Kerrigan told the Orange County Register that authorities said his son was identified through fingerprints and that he died from an enlarged heart and fluid in his lungs. The father also said that he only saw the body days before a $20,000 funeral ceremony and burial and that between his grief and what he’d been told by authorities that he believed he was really looking at his son.
“I took a little look and touched his hair. I didn’t know what my dead son was going to look like,” he said. “When somebody tells me my son is dead, when they have fingerprints, I believe them.”
Kerrigan said that he asked if he had to go down to the coroner’s office to identify his son, but was told that fingerprints had already confirmed who he was.
“If he wasn’t identified by fingerprints I would been there [to identify him] in a heartbeat,” he added.
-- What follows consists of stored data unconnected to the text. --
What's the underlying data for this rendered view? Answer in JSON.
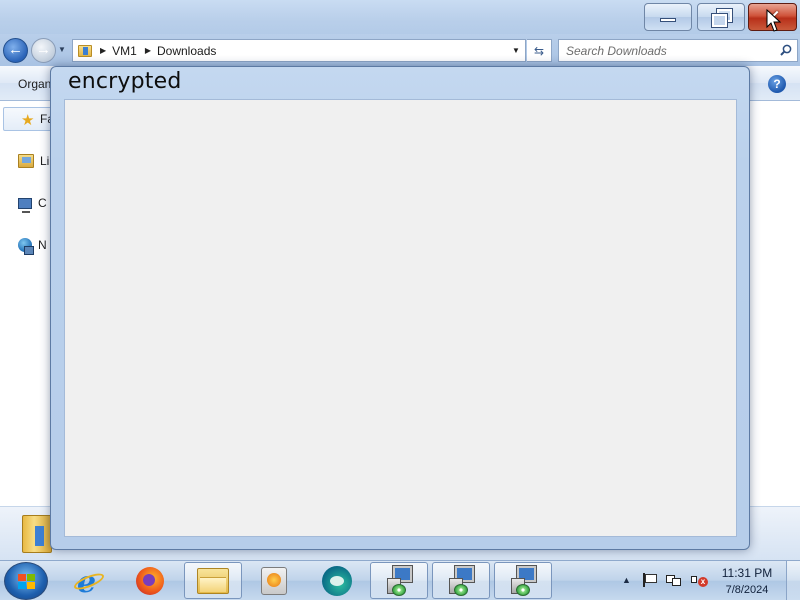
{
  "explorer": {
    "address": {
      "crumbs": [
        "VM1",
        "Downloads"
      ]
    },
    "search": {
      "placeholder": "Search Downloads"
    },
    "command_bar": {
      "organize_label": "Organ"
    },
    "nav_pane": {
      "favorites_label": "Fa",
      "items": [
        {
          "label": "Li",
          "icon": "libraries-icon"
        },
        {
          "label": "C",
          "icon": "computer-icon"
        },
        {
          "label": "N",
          "icon": "network-icon"
        }
      ]
    }
  },
  "dialog": {
    "title": "encrypted"
  },
  "taskbar": {
    "pinned": [
      {
        "name": "internet-explorer-icon"
      },
      {
        "name": "firefox-icon"
      },
      {
        "name": "windows-explorer-icon",
        "active": true
      },
      {
        "name": "media-player-icon"
      },
      {
        "name": "edge-icon"
      },
      {
        "name": "setup-installer-icon"
      },
      {
        "name": "setup-installer-icon"
      },
      {
        "name": "setup-installer-icon"
      }
    ],
    "clock": {
      "time": "11:31 PM",
      "date": "7/8/2024"
    }
  },
  "colors": {
    "close_button": "#c8462f",
    "dialog_frame": "#bad1ec",
    "dialog_client": "#f0f0f0",
    "taskbar": "#bfd3ea"
  }
}
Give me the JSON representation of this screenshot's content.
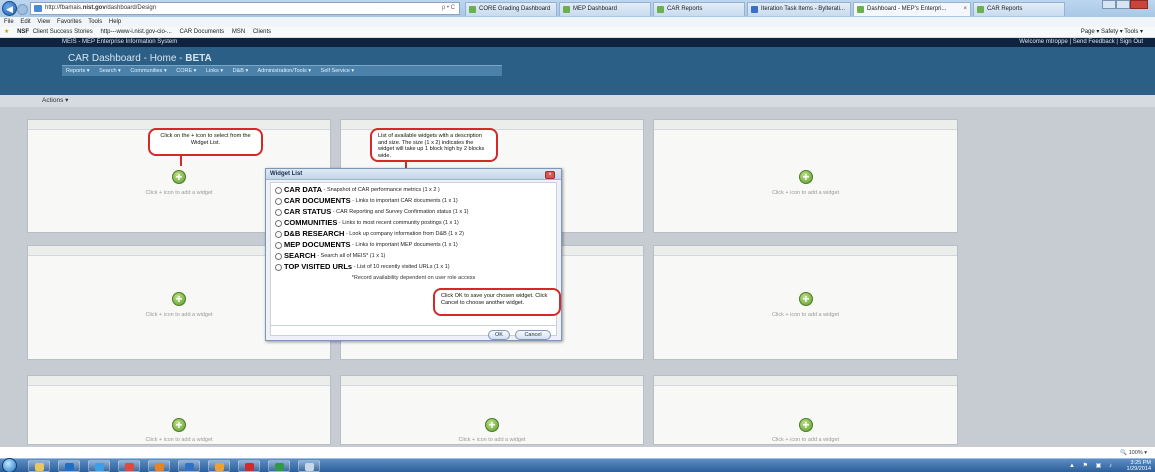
{
  "browser": {
    "url_prefix": "http://fbamais.",
    "url_domain": "nist.gov",
    "url_path": "/dashboard/Design",
    "url_controls": "ρ • C",
    "tabs": [
      {
        "label": "CORE Grading Dashboard"
      },
      {
        "label": "MEP Dashboard"
      },
      {
        "label": "CAR Reports"
      },
      {
        "label": "Iteration Task Items - Bylterati..."
      },
      {
        "label": "Dashboard - MEP's Enterpri..."
      },
      {
        "label": "CAR Reports"
      }
    ],
    "menu": [
      "File",
      "Edit",
      "View",
      "Favorites",
      "Tools",
      "Help"
    ],
    "favorites": [
      "Client Success Stories",
      "http---www-i.nist.gov-cio-...",
      "CAR Documents",
      "MSN",
      "Clients"
    ],
    "favorites_prefix": "NSF",
    "toolbar_right": "Page ▾  Safety ▾  Tools ▾",
    "zoom": "100%"
  },
  "app": {
    "system_name": "MEIS - MEP Enterprise Information System",
    "user_links": "Welcome mtroppe | Send Feedback | Sign Out",
    "title_main": "CAR Dashboard - Home - ",
    "title_beta": "BETA",
    "nav": [
      "Reports ▾",
      "Search ▾",
      "Communities ▾",
      "CORE ▾",
      "Links ▾",
      "D&B ▾",
      "Administration/Tools ▾",
      "Self Service ▾"
    ],
    "actions_label": "Actions",
    "panel_hint": "Click + icon to add a widget"
  },
  "callouts": {
    "plus": "Click on the + icon to select from the Widget List.",
    "list": "List of available widgets with a description and size. The size (1 x 2) indicates the widget will take up 1 block high by 2 blocks wide.",
    "ok": "Click OK to save your chosen widget. Click Cancel to choose another widget."
  },
  "widget_list": {
    "title": "Widget List",
    "options": [
      {
        "name": "CAR DATA",
        "desc": " - Snapshot of CAR performance metrics (1 x 2 )"
      },
      {
        "name": "CAR DOCUMENTS",
        "desc": " - Links to important CAR documents (1 x 1)"
      },
      {
        "name": "CAR STATUS",
        "desc": " - CAR Reporting and Survey Confirmation status (1 x 1)"
      },
      {
        "name": "COMMUNITIES",
        "desc": " - Links to most recent community postings (1 x 1)"
      },
      {
        "name": "D&B RESEARCH",
        "desc": " - Look up company information from D&B (1 x 2)"
      },
      {
        "name": "MEP DOCUMENTS",
        "desc": " - Links to important MEP documents (1 x 1)"
      },
      {
        "name": "SEARCH",
        "desc": " - Search all of MEIS* (1 x 1)"
      },
      {
        "name": "TOP VISITED URLs",
        "desc": " - List of 10 recently visited URLs (1 x 1)"
      }
    ],
    "note": "*Record availability dependent on user role access",
    "ok_label": "OK",
    "cancel_label": "Cancel"
  },
  "taskbar": {
    "time": "3:25 PM",
    "date": "1/29/2014"
  }
}
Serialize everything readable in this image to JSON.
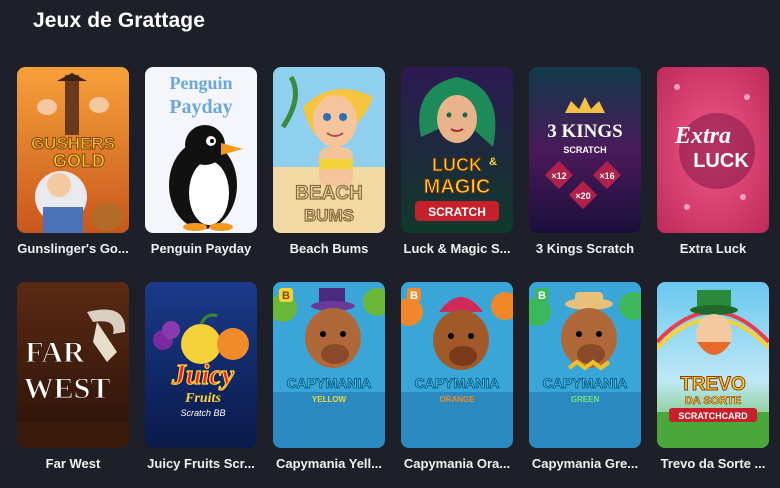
{
  "section": {
    "title": "Jeux de Grattage"
  },
  "games": [
    {
      "label": "Gunslinger's Go...",
      "art_text": [
        "GUSHERS",
        "GOLD"
      ]
    },
    {
      "label": "Penguin Payday",
      "art_text": [
        "Penguin",
        "Payday"
      ]
    },
    {
      "label": "Beach Bums",
      "art_text": [
        "BEACH",
        "BUMS"
      ]
    },
    {
      "label": "Luck & Magic S...",
      "art_text": [
        "LUCK",
        "&",
        "MAGIC",
        "SCRATCH"
      ]
    },
    {
      "label": "3 Kings Scratch",
      "art_text": [
        "3 KINGS",
        "SCRATCH",
        "×12",
        "×16",
        "×20"
      ]
    },
    {
      "label": "Extra Luck",
      "art_text": [
        "Extra",
        "LUCK"
      ]
    },
    {
      "label": "Far West",
      "art_text": [
        "FAR",
        "WEST"
      ]
    },
    {
      "label": "Juicy Fruits Scr...",
      "art_text": [
        "Juicy",
        "Fruits",
        "Scratch BB"
      ]
    },
    {
      "label": "Capymania Yell...",
      "art_text": [
        "B",
        "CAPYMANIA",
        "YELLOW"
      ]
    },
    {
      "label": "Capymania Ora...",
      "art_text": [
        "B",
        "CAPYMANIA",
        "ORANGE"
      ]
    },
    {
      "label": "Capymania Gre...",
      "art_text": [
        "B",
        "CAPYMANIA",
        "GREEN"
      ]
    },
    {
      "label": "Trevo da Sorte ...",
      "art_text": [
        "TREVO",
        "DA SORTE",
        "SCRATCHCARD"
      ]
    }
  ]
}
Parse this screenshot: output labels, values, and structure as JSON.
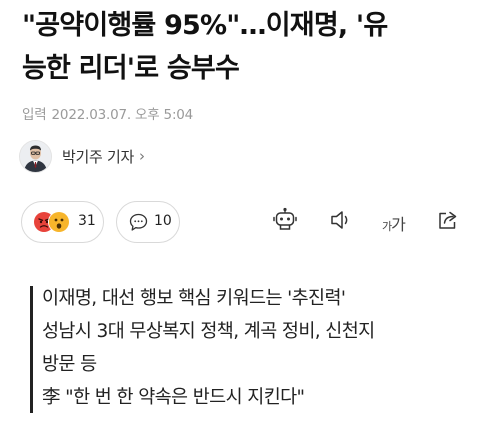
{
  "article": {
    "headline_line1": "\"공약이행률 95%\"…이재명, '유",
    "headline_line2": "능한 리더'로 승부수",
    "date_label": "입력",
    "date_value": "2022.03.07. 오후 5:04"
  },
  "reporter": {
    "name": "박기주 기자",
    "chevron": "›",
    "avatar_icon": "reporter-avatar"
  },
  "actions": {
    "reactions_count": "31",
    "reaction_icons": [
      "angry-face-icon",
      "surprised-face-icon"
    ],
    "comments_count": "10",
    "comment_icon": "speech-bubble-icon",
    "summary_bot_icon": "robot-icon",
    "tts_icon": "speaker-icon",
    "font_size_label_small": "가",
    "font_size_label_large": "가",
    "share_icon": "share-icon"
  },
  "summary": {
    "lines": [
      "이재명, 대선 행보 핵심 키워드는 '추진력'",
      "성남시 3대 무상복지 정책, 계곡 정비, 신천지",
      "방문 등",
      "李 \"한 번 한 약속은 반드시 지킨다\""
    ]
  },
  "colors": {
    "text": "#111111",
    "muted": "#9a9a9a",
    "border": "#d9d9d9",
    "angry_emoji": "#e8433b",
    "surprised_emoji": "#f7b52b"
  }
}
Six days after getting that call, a funeral and a burial took place for someone who wasn’t actually Kerrigan’s son, a fact that he would learn on another phone 17 days after the whole ordeal began.
A family friend named Bill Shinker, who was a pallbearer at the funeral, called up Kerrigan on May 23 and revealed that Frank Kerrigan the younger was alive.
“Bill put my son on the phone,” Kerrigan said. “He said, ‘Hi Dad.’”
The Kerrigan family is demanding answers as to how this egregious error occurred and they retained legal representation. Attorneys from Easton & Easton, LLP are filing a claim on behalf of the family due to the coroner’s negligence with the allegation attached that the younger Kerrigan was treated differently because he is homeless and mentally ill.
“The people that we put in place to handle things, when they make these kind of mistakes, they have to be held accountable,” W. Douglas Easton said.
Frank Kerrigan’s sister Carol Meikle believes her brother was treated differently because he’s homeless.
“He was not given the dignity and the due-diligence in the process that a normal citizen of Orange County would get,” she said. “We lived through our worst fear. He was dead on the sidewalk. We buried him. Those feelings don’t go away.”
KABC reported that the coroner has not responded for comment The coroner would not comment and the county has six months to respond to the claim.